Top-tier US-based investment bank Goldman Sachs is reportedly planning for a push in the derivatives market, via onboarding a few of its own into FTX.US crypto derivatives services.
Specifically, Goldman Sachs has reportedly holding discussions with FTX regarding regulatory and public listing assistance, as well as working towards its expansion into the introduction of crypto derivatives, via utilizing a few of its self-developed derivatives tools and services.
FTX.US – the division in America of international crypto exchange FTX – is reportedly having plans down its pipelint to roll out brokerage offerings for its derivatives services at the moment.
This development would reportedly pave the way for the crypto exchange to deal with collateral and margin requirements internally, instead of needing the help on “futures commission merchants” (FCMs).
“We have multiple FCMs already committed to integrating technologically with the exchange. There are several large ones you can probably name.” FTX.US president Brett Harrison additionally remarked.

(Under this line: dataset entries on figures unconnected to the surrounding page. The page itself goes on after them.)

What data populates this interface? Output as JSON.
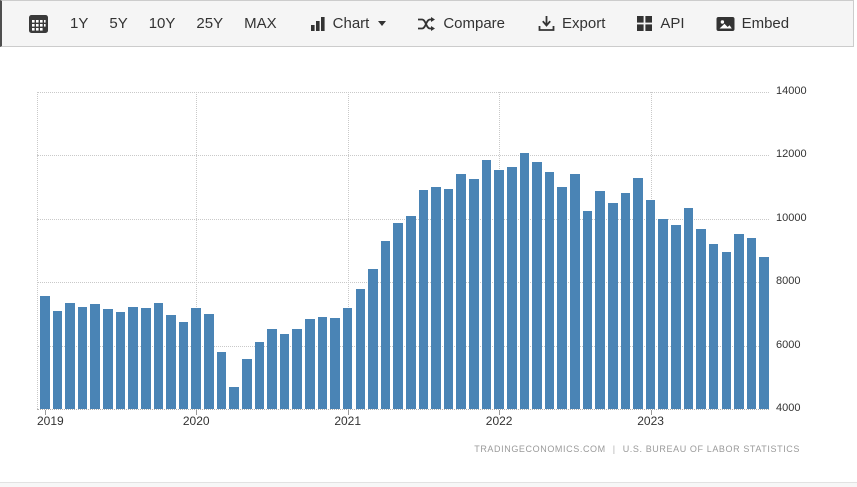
{
  "toolbar": {
    "range_buttons": [
      "1Y",
      "5Y",
      "10Y",
      "25Y",
      "MAX"
    ],
    "chart_label": "Chart",
    "compare_label": "Compare",
    "export_label": "Export",
    "api_label": "API",
    "embed_label": "Embed"
  },
  "attribution": {
    "left": "TRADINGECONOMICS.COM",
    "separator": "|",
    "right": "U.S. BUREAU OF LABOR STATISTICS"
  },
  "colors": {
    "bar": "#4a84b5",
    "toolbar_bg": "#f5f5f5",
    "grid": "#c9c9c9"
  },
  "chart_data": {
    "type": "bar",
    "title": "",
    "xlabel": "",
    "ylabel": "",
    "ylim": [
      4000,
      14000
    ],
    "y_ticks": [
      4000,
      6000,
      8000,
      10000,
      12000,
      14000
    ],
    "y_axis_side": "right",
    "grid": "dotted",
    "legend": "none",
    "x_tick_labels": [
      "2019",
      "2020",
      "2021",
      "2022",
      "2023"
    ],
    "x": [
      "2019-01",
      "2019-02",
      "2019-03",
      "2019-04",
      "2019-05",
      "2019-06",
      "2019-07",
      "2019-08",
      "2019-09",
      "2019-10",
      "2019-11",
      "2019-12",
      "2020-01",
      "2020-02",
      "2020-03",
      "2020-04",
      "2020-05",
      "2020-06",
      "2020-07",
      "2020-08",
      "2020-09",
      "2020-10",
      "2020-11",
      "2020-12",
      "2021-01",
      "2021-02",
      "2021-03",
      "2021-04",
      "2021-05",
      "2021-06",
      "2021-07",
      "2021-08",
      "2021-09",
      "2021-10",
      "2021-11",
      "2021-12",
      "2022-01",
      "2022-02",
      "2022-03",
      "2022-04",
      "2022-05",
      "2022-06",
      "2022-07",
      "2022-08",
      "2022-09",
      "2022-10",
      "2022-11",
      "2022-12",
      "2023-01",
      "2023-02",
      "2023-03",
      "2023-04",
      "2023-05",
      "2023-06",
      "2023-07",
      "2023-08",
      "2023-09",
      "2023-10"
    ],
    "values": [
      7560,
      7100,
      7340,
      7220,
      7310,
      7165,
      7070,
      7210,
      7195,
      7350,
      6955,
      6740,
      7185,
      7005,
      5810,
      4700,
      5580,
      6115,
      6515,
      6365,
      6515,
      6830,
      6910,
      6860,
      7190,
      7790,
      8410,
      9290,
      9880,
      10090,
      10910,
      11005,
      10930,
      11425,
      11255,
      11855,
      11540,
      11635,
      12065,
      11800,
      11490,
      11015,
      11425,
      10240,
      10885,
      10510,
      10805,
      11295,
      10585,
      10005,
      9795,
      10330,
      9670,
      9205,
      8955,
      9510,
      9385,
      8785
    ]
  }
}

The U.S. Commodity Futures Trading Commission (CFTC) has reportedly opened up to receive remarks from the public regarding the requested changes from the crypto exchange. The chief regulatory body also shares a belief that FTX’s proposal warrants scrutiny since it would result in a monopoly by large investment banks like Goldman.

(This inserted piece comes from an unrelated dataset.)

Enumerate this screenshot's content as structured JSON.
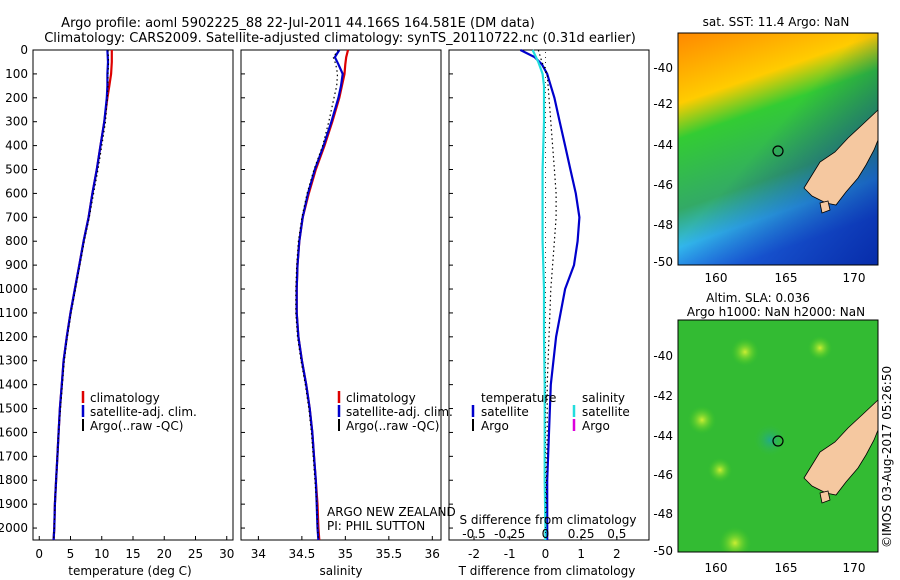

As revealed by individuals that learned of the details of the situation, the integration of Goldman Sachs derivatives services would provide “trading futures directly, introducing clients and acting as an on-ramp to the exchange, or providing capital top-ups for clients.”
Per FTX previous argument, an integrated brokerage model would offer assistance in amplifying the stability and freedom level of the market. In a recent roundtable talk held with the CFTC, CEO Sam Bankman-Fried fielded a few inquiries related to crypto derivatives and FTX’s proposal to integrate its own FCM.